As I was examining the model, I realized  I needed to make a lot of changes. In particular, I did not like how I did the crosshead guides. I also need to make changes to the firebox and the interior of the boiler.  The frame needed  modifications to the rear saddle and the back deck. On the inside of the stack, I need to add a lip so the screen will sit securely and not fall into the stack. I needed to correct the rivet pattern on the smokebox. I want to name a name plate holder on the side of the boiler. Most importantly, I need to adjust the location of the hole for the subframe. Somehow it ended up too far forward by about 1/8 inch.

All those changes required that I modify my drawing. But, because of the way I drew it using imported dxf's and joined bodies, making changes was very difficult. This is was because I am not that familiar with Fusion and didn't know about the proper way to set up a file so changes would be easier later.  Fusion uses a top down approach, so each new part references existing parts.

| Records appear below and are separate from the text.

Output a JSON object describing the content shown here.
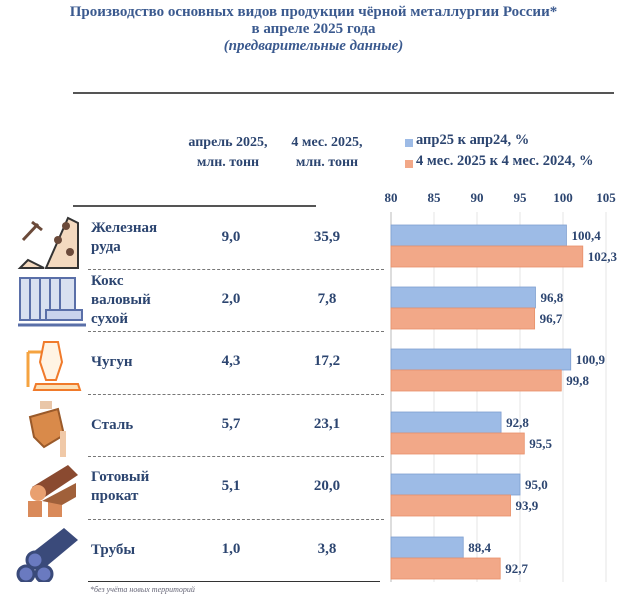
{
  "title": {
    "line1": "Производство основных видов продукции чёрной металлургии России*",
    "line2": "в апреле 2025 года",
    "line3": "(предварительные данные)"
  },
  "columns": {
    "c1": [
      "апрель 2025,",
      "млн. тонн"
    ],
    "c2": [
      "4 мес. 2025,",
      "млн. тонн"
    ]
  },
  "rows": [
    {
      "label": [
        "Железная",
        "руда"
      ],
      "apr": "9,0",
      "m4": "35,9",
      "icon": "iron-ore-mining-icon"
    },
    {
      "label": [
        "Кокс",
        "валовый",
        "сухой"
      ],
      "apr": "2,0",
      "m4": "7,8",
      "icon": "coke-plant-icon"
    },
    {
      "label": [
        "Чугун"
      ],
      "apr": "4,3",
      "m4": "17,2",
      "icon": "blast-furnace-icon"
    },
    {
      "label": [
        "Сталь"
      ],
      "apr": "5,7",
      "m4": "23,1",
      "icon": "steel-ladle-icon"
    },
    {
      "label": [
        "Готовый",
        "прокат"
      ],
      "apr": "5,1",
      "m4": "20,0",
      "icon": "rolled-steel-icon"
    },
    {
      "label": [
        "Трубы"
      ],
      "apr": "1,0",
      "m4": "3,8",
      "icon": "pipes-icon"
    }
  ],
  "footnote": "*без учёта новых территорий",
  "chart_data": {
    "type": "bar",
    "orientation": "horizontal",
    "categories": [
      "Железная руда",
      "Кокс валовый сухой",
      "Чугун",
      "Сталь",
      "Готовый прокат",
      "Трубы"
    ],
    "series": [
      {
        "name": "апр25 к апр24, %",
        "values": [
          100.4,
          96.8,
          100.9,
          92.8,
          95.0,
          88.4
        ],
        "labels": [
          "100,4",
          "96,8",
          "100,9",
          "92,8",
          "95,0",
          "88,4"
        ],
        "color": "#9dbbe6"
      },
      {
        "name": "4 мес. 2025 к 4 мес. 2024, %",
        "values": [
          102.3,
          96.7,
          99.8,
          95.5,
          93.9,
          92.7
        ],
        "labels": [
          "102,3",
          "96,7",
          "99,8",
          "95,5",
          "93,9",
          "92,7"
        ],
        "color": "#f2a888"
      }
    ],
    "xlim": [
      80,
      105
    ],
    "ticks": [
      "80",
      "85",
      "90",
      "95",
      "100",
      "105"
    ],
    "tick_values": [
      80,
      85,
      90,
      95,
      100,
      105
    ],
    "grid": true,
    "legend": "top"
  }
}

If you make changes to a part, the changes bubble through the whole drawing. I was getting a lot of errors as Fusion was unable to implement some of the changes I was making mostly because I did not set up the file correctly. 

So I started the a new drawing from scratch using the proper file layout.  A big change in the design is how the cylinders and cross head will attach to the frame. It will be easier to show later than to explain now. 

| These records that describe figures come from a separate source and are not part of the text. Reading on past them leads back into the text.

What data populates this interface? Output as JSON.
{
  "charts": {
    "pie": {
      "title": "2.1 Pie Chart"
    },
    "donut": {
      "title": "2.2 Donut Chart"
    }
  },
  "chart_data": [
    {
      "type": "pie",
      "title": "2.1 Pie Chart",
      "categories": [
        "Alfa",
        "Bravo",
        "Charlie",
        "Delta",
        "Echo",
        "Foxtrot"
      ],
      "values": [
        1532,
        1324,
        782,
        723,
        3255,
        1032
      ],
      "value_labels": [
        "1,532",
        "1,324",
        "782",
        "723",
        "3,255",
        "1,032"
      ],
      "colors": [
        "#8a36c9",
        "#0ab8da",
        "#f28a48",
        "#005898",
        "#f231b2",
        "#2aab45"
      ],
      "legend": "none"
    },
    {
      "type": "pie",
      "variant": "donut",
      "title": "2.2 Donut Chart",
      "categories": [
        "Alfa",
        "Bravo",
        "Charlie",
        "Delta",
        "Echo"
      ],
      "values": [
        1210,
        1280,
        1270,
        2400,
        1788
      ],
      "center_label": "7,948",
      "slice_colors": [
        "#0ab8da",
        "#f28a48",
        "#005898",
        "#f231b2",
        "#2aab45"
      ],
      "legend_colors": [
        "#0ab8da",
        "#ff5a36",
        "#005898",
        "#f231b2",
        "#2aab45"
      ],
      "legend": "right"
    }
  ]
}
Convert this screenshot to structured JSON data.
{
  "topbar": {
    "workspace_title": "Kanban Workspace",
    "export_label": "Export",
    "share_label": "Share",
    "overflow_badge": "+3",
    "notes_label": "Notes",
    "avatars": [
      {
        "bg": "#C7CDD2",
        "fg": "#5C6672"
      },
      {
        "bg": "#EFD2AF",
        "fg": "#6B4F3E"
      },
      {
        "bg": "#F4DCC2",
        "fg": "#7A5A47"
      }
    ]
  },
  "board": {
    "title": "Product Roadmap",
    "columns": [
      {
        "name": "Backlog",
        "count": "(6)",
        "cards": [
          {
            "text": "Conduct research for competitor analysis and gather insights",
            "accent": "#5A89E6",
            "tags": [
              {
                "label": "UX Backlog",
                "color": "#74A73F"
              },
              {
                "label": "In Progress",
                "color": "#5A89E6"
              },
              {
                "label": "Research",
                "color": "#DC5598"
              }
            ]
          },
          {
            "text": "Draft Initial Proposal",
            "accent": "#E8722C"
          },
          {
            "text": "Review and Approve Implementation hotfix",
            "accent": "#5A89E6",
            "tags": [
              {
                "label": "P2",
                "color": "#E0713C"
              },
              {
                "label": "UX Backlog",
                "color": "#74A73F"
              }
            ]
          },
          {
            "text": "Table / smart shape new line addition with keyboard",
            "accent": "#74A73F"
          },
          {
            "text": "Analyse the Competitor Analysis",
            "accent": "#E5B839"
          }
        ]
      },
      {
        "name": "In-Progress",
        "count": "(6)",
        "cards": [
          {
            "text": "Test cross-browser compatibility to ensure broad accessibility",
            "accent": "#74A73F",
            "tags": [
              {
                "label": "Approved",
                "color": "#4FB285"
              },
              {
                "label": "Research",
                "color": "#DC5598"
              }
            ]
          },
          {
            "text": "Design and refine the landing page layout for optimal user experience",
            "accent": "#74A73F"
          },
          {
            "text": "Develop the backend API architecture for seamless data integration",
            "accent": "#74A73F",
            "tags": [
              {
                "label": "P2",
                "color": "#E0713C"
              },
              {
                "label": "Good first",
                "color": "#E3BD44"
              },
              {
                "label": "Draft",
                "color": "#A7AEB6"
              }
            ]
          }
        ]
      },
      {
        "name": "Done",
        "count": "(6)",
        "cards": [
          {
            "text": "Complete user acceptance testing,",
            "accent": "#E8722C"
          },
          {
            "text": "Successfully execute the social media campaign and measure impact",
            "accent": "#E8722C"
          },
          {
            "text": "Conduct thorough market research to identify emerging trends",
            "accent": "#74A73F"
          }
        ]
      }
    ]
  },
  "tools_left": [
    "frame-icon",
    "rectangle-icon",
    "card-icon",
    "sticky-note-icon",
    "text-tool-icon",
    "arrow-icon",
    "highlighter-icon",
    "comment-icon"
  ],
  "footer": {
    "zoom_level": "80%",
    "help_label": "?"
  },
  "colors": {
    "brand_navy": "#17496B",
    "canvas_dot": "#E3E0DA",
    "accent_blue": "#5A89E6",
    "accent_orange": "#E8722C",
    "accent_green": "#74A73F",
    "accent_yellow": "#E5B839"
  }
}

 I did about 8 hours of screen time on the new drawing.  It was getting tedious,  and the way Fusion works with my mouse, my fingers were getting sore. To pan you have to push down on the mouse wheel and to orbit you push on the mouse wheel and hold shift. The pressure on my finger from pushing on the mouse wheel was making my index finger sore, so I took a break.  It is possible to reconfigure the mouse buttons and that is something I should look into doing. I am using a nice Logitech MX Master 3 mouse, but the mouse wheel is big and take a lot of pressure to push. I have thought about getting a Wacom tablet. My former Wacom tablet, which was about 10 years old,  would not work with the new computer and OS. 

Anyway, here is a screen cap of where I left off on the new drawing. Note the file structure on the upper left. Hopefully this will make changes easier. I still haven't quite figured out how the timeline in Fusion works. I have learned that doing multiple un-do's using control Z doesn't work in Fusion like it does in other programs. Also, all the parts share an origin, which makes things a lot simpler. My previous drawing did not, and parts were referenced from different origins which made alignment tough. I have to chalk this up to learning pains from teaching myself Fusion360. I am sure an experienced user would have no trouble with this. 

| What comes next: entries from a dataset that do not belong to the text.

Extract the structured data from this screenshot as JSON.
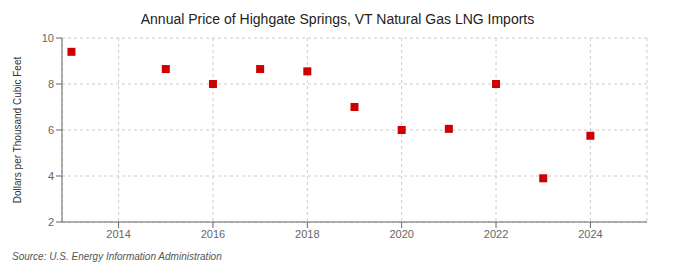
{
  "chart_data": {
    "type": "scatter",
    "title": "Annual Price of Highgate Springs, VT Natural Gas LNG Imports",
    "y_label": "Dollars per Thousand Cubic Feet",
    "annotations": [
      "Source: U.S. Energy Information Administration"
    ],
    "x": [
      2013,
      2015,
      2016,
      2017,
      2018,
      2019,
      2020,
      2021,
      2022,
      2023,
      2024
    ],
    "values": [
      9.4,
      8.65,
      8.0,
      8.65,
      8.55,
      7.0,
      6.0,
      6.05,
      8.0,
      3.9,
      5.75
    ],
    "xlim": [
      2012.8,
      2025.2
    ],
    "xticks": [
      2014,
      2016,
      2018,
      2020,
      2022,
      2024
    ],
    "ylim": [
      2,
      10
    ],
    "yticks": [
      2,
      4,
      6,
      8,
      10
    ],
    "color": "#cc0000",
    "marker": "square",
    "grid": true
  }
}
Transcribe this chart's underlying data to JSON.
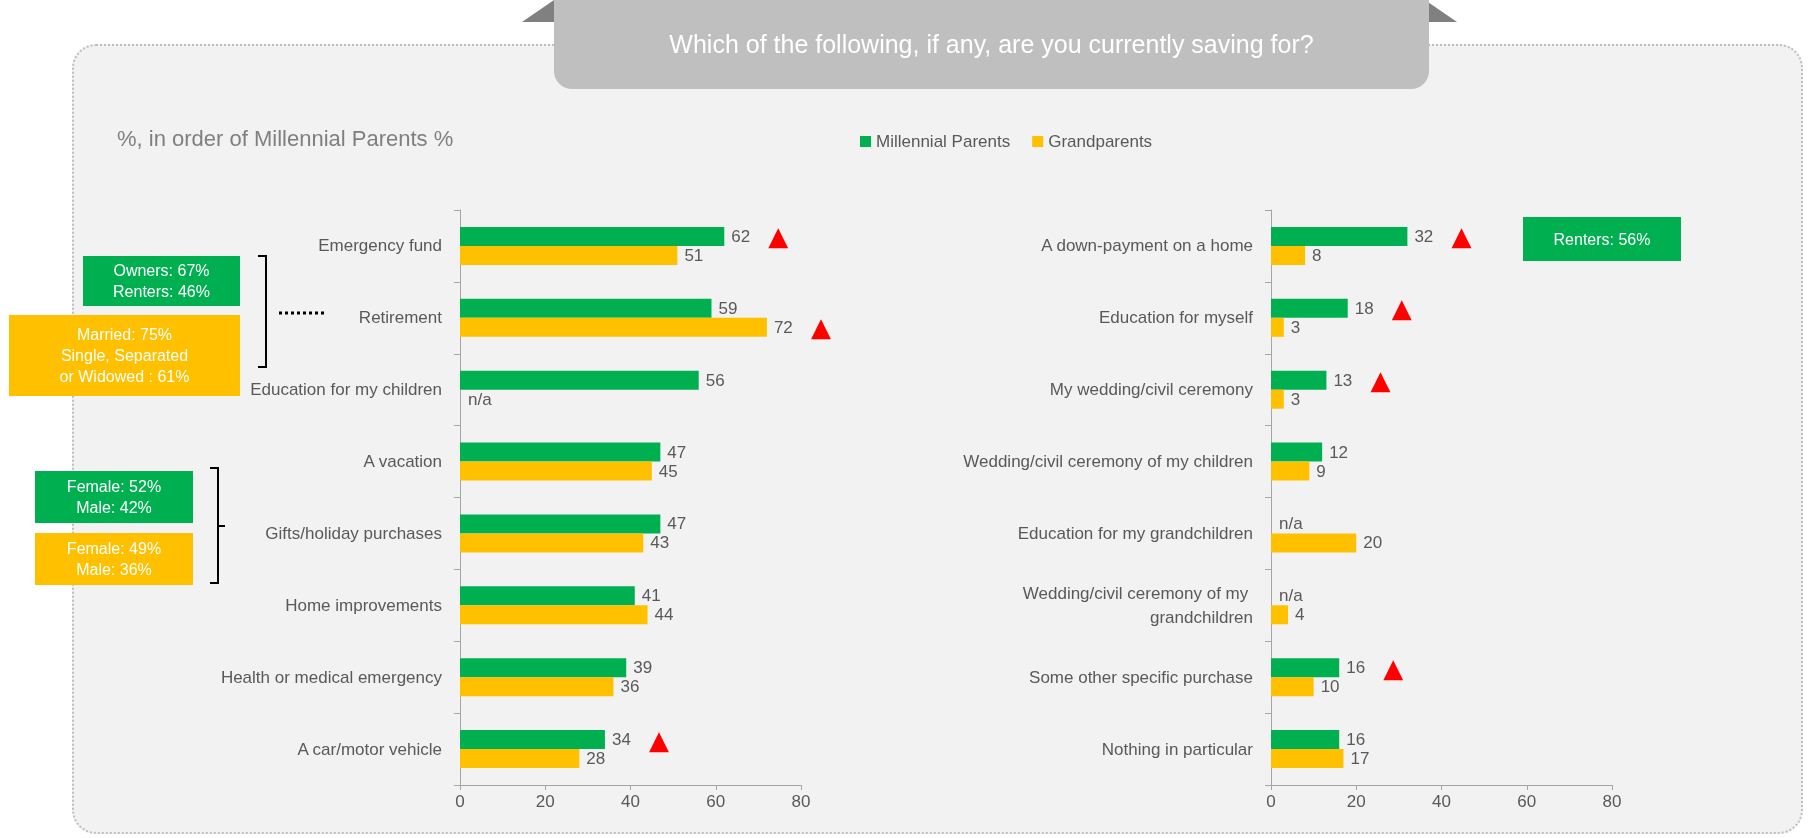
{
  "chart_data": [
    {
      "type": "bar",
      "orientation": "horizontal",
      "title": "Which of the following, if any, are you currently saving for?",
      "subtitle": "%, in order of Millennial Parents %",
      "categories": [
        "Emergency fund",
        "Retirement",
        "Education for my children",
        "A vacation",
        "Gifts/holiday purchases",
        "Home improvements",
        "Health or medical emergency",
        "A car/motor vehicle"
      ],
      "series": [
        {
          "color": "#00b050",
          "values": [
            62,
            59,
            56,
            47,
            47,
            41,
            39,
            34
          ],
          "value_labels": [
            "62",
            "59",
            "56",
            "47",
            "47",
            "41",
            "39",
            "34"
          ]
        },
        {
          "color": "#ffc000",
          "values": [
            51,
            72,
            null,
            45,
            43,
            44,
            36,
            28
          ],
          "value_labels": [
            "51",
            "72",
            "n/a",
            "45",
            "43",
            "44",
            "36",
            "28"
          ]
        }
      ],
      "xlim": [
        0,
        80
      ],
      "xticks": [
        0,
        20,
        40,
        60,
        80
      ],
      "grid": false,
      "annotations": [
        "Owners: 67%\nRenters: 46%",
        "Married: 75%\nSingle, Separated\nor Widowed : 61%",
        "Female: 52%\nMale: 42%",
        "Female: 49%\nMale: 36%",
        {
          "text": "▲",
          "x": 62,
          "y": "Emergency fund"
        },
        {
          "text": "▲",
          "x": 72,
          "y": "Retirement"
        },
        {
          "text": "▲",
          "x": 34,
          "y": "A car/motor vehicle"
        }
      ]
    },
    {
      "type": "bar",
      "orientation": "horizontal",
      "categories": [
        "A down-payment on a home",
        "Education for myself",
        "My wedding/civil ceremony",
        "Wedding/civil ceremony of my children",
        "Education for my grandchildren",
        "Wedding/civil ceremony of my grandchildren",
        "Some other specific purchase",
        "Nothing in particular"
      ],
      "series": [
        {
          "name": "Millennial Parents",
          "color": "#00b050",
          "values": [
            32,
            18,
            13,
            12,
            null,
            null,
            16,
            16
          ],
          "value_labels": [
            "32",
            "18",
            "13",
            "12",
            "n/a",
            "n/a",
            "16",
            "16"
          ]
        },
        {
          "name": "Grandparents",
          "color": "#ffc000",
          "values": [
            8,
            3,
            3,
            9,
            20,
            4,
            10,
            17
          ],
          "value_labels": [
            "8",
            "3",
            "3",
            "9",
            "20",
            "4",
            "10",
            "17"
          ]
        }
      ],
      "xlim": [
        0,
        80
      ],
      "xticks": [
        0,
        20,
        40,
        60,
        80
      ],
      "grid": false,
      "legend": "top",
      "annotations": [
        "Renters: 56%",
        {
          "text": "▲",
          "x": 32,
          "y": "A down-payment on a home"
        },
        {
          "text": "▲",
          "x": 18,
          "y": "Education for myself"
        },
        {
          "text": "▲",
          "x": 13,
          "y": "My wedding/civil ceremony"
        },
        {
          "text": "▲",
          "x": 16,
          "y": "Some other specific purchase"
        }
      ]
    }
  ]
}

I ordered some brass detail parts made by  Precision Scale for the loco from my favorite shop, Mainline Hobbies. They came in and I did some work assembling them. The light bracket, bell and whistle will work just fine on the loco. I'm not sure about the cow catcher yet. It won't be hard to draw and print a proper cowcatcher if the brass one doesn't fit.  Also, note how the brass parts compare to the painted 3-D printed domes. The painted parts look just fine.  I was able to put a nice shine on the brass bell.  I can always make brass domes on my lathe if I find I want them really polished. 


  1. Bernie, have you considered a 3D mouse? I don't use one, but I know people who swear by them. Rene

  2. No, but I will look into it.

  3. You are right, there has to be a better way. Aren’t there any keyboard shortcuts that can make things more efficient?